El control de toda aquella gente, bañada en dinero público, le había sumido casi en la locura, pero cuando había comprobado el resultado se había sentido satisfecho. Tres enormes navíos, en uno de los cuales se encontraba, y otras treinta naves más pequeñas capaces, cada una de ellas, de descargar armamento nuclear en cualquier momento.

Las naves carecían de potencia para pelear cuerpo a cuerpo en el espacio, el armamento era rudimentario: misiles cargados con ojivas nucleares cuya tecnología tenía más de dos siglos. Pero era baratas y efectivas. Cumplían a la perfección su misión: ser una visión amenazante en el cielo.

Y ahora, habían demostrado que también podían ser efectivas si se las ponía en acción.

Con los ojos cerrados, reclinado en su silla de despacho, respirando con parsimonia, Chase trataba de poner en orden sus pensamientos.

Su propósito era noble. Necesitaba esas actas de cesión de la propiedad. Necesitaba ser el dueño de los sesenta y cuatro sistemas exteriores. Y lo necesitaba para conseguir que de una vez la Tierra dejara de atosigarles e impedir su crecimiento a base de impuestos y obligaciones abusivas.

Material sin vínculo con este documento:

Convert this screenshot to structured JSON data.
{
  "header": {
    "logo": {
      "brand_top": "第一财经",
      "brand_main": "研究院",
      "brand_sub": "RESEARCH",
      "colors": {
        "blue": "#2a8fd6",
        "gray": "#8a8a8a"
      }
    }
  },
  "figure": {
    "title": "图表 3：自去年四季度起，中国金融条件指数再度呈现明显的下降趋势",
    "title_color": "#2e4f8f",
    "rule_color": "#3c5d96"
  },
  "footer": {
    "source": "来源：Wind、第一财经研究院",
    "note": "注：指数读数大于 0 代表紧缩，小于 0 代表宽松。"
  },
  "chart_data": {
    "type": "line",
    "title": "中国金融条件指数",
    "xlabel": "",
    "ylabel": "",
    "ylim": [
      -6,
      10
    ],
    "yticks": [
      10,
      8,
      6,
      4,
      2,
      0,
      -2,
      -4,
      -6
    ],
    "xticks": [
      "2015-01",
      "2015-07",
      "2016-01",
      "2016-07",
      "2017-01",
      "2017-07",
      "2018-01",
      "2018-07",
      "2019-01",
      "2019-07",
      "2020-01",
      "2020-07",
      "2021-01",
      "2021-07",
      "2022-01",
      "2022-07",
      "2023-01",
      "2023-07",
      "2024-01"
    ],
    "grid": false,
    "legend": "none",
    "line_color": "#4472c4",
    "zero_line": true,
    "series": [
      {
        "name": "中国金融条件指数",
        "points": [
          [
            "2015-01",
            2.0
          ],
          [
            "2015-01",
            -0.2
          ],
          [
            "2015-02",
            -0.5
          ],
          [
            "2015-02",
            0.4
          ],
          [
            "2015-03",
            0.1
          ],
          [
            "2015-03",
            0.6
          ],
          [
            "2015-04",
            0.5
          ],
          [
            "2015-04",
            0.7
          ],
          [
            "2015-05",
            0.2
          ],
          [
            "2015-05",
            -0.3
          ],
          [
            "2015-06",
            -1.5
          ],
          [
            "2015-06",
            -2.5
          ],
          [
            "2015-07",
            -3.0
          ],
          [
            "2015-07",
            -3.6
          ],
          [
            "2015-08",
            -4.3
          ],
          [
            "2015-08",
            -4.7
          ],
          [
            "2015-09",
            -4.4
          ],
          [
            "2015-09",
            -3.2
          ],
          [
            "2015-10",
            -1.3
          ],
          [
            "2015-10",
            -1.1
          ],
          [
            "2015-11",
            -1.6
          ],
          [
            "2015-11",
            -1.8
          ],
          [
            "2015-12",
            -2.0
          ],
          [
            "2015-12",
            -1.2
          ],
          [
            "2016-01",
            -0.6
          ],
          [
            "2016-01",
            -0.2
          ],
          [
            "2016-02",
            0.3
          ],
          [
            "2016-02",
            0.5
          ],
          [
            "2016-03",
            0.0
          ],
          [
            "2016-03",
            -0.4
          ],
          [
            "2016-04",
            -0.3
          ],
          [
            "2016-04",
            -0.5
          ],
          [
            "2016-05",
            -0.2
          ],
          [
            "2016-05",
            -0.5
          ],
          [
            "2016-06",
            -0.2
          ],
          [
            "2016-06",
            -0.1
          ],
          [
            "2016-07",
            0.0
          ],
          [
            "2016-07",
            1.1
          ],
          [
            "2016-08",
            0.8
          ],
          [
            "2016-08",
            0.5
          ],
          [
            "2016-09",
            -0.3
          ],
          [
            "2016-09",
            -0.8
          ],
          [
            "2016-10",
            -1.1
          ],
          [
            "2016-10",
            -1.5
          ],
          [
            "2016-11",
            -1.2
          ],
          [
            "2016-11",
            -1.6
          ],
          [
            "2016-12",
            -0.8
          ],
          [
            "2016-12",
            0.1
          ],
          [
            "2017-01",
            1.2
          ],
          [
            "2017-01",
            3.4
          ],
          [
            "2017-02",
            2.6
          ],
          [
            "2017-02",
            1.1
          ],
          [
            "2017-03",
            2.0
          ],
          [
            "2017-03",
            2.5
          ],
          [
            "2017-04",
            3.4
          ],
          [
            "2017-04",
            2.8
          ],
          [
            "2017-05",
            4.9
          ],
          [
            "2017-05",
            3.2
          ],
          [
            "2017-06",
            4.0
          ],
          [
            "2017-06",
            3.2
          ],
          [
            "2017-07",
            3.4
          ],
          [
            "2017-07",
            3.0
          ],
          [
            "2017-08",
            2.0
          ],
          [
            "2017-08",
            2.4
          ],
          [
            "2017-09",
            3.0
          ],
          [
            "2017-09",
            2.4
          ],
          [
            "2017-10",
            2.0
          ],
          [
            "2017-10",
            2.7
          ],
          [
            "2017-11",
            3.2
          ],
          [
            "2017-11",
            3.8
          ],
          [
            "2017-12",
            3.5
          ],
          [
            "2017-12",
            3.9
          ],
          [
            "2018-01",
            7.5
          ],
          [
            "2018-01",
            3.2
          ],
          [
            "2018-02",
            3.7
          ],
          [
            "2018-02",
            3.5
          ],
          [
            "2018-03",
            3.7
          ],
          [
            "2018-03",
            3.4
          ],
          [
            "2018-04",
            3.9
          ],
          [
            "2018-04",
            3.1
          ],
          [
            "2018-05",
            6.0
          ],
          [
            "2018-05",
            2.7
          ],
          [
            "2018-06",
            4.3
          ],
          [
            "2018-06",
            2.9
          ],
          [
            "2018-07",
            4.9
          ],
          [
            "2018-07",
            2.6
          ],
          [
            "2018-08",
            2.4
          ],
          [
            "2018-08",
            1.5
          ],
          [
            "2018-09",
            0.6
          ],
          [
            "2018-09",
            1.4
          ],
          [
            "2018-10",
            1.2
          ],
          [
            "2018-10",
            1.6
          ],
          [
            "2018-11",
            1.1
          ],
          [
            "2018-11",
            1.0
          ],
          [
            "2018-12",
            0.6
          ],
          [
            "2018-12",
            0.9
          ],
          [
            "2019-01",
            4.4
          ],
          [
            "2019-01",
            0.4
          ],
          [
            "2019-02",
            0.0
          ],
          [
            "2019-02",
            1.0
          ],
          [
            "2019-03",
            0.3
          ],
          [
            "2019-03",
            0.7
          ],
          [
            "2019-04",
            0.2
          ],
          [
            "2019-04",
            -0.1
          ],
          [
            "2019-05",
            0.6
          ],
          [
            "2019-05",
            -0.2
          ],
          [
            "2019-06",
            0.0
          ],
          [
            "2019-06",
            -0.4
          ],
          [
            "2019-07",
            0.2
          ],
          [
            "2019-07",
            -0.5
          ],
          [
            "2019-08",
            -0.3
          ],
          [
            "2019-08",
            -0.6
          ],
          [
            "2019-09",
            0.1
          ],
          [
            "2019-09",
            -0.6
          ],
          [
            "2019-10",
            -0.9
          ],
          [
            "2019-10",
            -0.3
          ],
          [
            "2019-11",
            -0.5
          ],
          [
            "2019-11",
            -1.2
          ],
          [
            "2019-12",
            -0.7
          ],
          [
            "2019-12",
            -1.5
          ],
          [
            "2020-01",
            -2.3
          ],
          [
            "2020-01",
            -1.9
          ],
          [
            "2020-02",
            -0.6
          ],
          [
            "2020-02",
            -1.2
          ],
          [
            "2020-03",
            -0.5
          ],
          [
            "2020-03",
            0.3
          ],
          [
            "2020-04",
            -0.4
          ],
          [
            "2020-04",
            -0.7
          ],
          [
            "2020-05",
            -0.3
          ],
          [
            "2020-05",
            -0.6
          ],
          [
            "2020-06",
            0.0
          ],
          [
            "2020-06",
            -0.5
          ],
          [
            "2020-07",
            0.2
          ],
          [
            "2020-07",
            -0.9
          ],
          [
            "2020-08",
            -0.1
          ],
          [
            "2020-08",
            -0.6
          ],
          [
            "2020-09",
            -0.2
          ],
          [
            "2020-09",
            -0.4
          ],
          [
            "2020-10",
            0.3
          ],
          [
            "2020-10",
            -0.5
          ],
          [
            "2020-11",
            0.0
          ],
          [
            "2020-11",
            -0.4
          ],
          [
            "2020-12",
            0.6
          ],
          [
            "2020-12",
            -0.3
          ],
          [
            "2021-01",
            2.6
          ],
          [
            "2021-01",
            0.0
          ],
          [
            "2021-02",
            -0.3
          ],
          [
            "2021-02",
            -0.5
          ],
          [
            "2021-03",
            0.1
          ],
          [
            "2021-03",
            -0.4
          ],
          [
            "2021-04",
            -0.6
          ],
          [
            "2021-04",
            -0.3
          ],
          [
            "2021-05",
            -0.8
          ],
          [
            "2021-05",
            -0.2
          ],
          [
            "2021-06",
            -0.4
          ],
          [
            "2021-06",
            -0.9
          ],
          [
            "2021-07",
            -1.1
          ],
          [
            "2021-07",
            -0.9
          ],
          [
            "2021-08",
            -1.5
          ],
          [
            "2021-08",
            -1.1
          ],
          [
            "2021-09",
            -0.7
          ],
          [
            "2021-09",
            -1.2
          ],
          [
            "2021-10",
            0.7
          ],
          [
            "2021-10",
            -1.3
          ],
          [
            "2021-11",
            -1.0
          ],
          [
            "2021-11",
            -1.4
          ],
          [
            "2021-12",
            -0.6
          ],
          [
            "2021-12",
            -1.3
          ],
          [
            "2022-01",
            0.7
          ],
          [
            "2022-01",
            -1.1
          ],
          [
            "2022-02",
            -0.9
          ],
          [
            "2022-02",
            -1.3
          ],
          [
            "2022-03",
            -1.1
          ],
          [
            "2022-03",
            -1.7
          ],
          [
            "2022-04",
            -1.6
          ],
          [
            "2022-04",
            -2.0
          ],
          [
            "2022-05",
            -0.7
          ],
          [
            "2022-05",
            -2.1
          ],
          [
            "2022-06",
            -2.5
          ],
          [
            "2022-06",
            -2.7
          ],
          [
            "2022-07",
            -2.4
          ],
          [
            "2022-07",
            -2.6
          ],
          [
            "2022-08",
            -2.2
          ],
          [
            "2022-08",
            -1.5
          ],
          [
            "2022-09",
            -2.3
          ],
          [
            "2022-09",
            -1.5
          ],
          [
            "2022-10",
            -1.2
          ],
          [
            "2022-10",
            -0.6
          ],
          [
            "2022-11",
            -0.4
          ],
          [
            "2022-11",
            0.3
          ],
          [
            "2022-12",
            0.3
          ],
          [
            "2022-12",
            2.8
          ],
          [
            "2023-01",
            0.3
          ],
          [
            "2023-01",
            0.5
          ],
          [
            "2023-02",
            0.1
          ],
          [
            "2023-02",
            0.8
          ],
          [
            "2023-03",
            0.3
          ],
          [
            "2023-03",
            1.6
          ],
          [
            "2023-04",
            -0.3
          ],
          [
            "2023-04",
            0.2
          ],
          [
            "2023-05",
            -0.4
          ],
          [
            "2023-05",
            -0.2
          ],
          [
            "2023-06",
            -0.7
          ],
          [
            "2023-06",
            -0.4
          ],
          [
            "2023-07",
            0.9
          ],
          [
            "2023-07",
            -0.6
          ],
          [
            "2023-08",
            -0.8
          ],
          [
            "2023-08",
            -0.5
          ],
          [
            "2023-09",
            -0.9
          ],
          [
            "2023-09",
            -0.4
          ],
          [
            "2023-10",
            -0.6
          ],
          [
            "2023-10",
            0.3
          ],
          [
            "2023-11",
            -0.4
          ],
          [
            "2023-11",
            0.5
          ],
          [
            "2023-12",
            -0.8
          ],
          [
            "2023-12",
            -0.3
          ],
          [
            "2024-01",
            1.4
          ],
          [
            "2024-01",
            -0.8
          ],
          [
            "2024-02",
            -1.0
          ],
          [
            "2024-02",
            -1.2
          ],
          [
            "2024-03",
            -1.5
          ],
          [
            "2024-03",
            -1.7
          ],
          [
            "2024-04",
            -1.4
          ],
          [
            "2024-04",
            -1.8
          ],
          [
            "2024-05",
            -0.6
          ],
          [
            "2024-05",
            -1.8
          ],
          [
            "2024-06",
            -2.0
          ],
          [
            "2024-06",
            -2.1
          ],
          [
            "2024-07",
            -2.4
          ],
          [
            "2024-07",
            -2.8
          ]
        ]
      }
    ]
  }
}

Había expuesto aquello mil veces en las reuniones que mantenían periódicamente los respectivos dueños y gobernantes de los planetas exteriores. Pero había sido ignorado.

No hacía tanto tiempo que estos planetas habían sido colonizados. El suyo era uno de los más antiguos y su padre había puesto un pie en él hacía poco más de sesenta años. Esto significaba que él era uno de los pocos dueños “de segunda generación” y esto, a su vez, que en las reuniones se le solía ignorar con delicadeza la mayor parte de las veces, y con desprecio en el resto.

Había intentado por su cuenta proponer cambios en la presión fiscal en las reuniones de las Naciones Unidas a través de su representante en la Tierra, pero sin el apoyo de sus colegas propietarios de planetas, la propuesta no era más que una simple solicitud sin ningún tipo de recorrido ni posibilidad de resultar aceptada.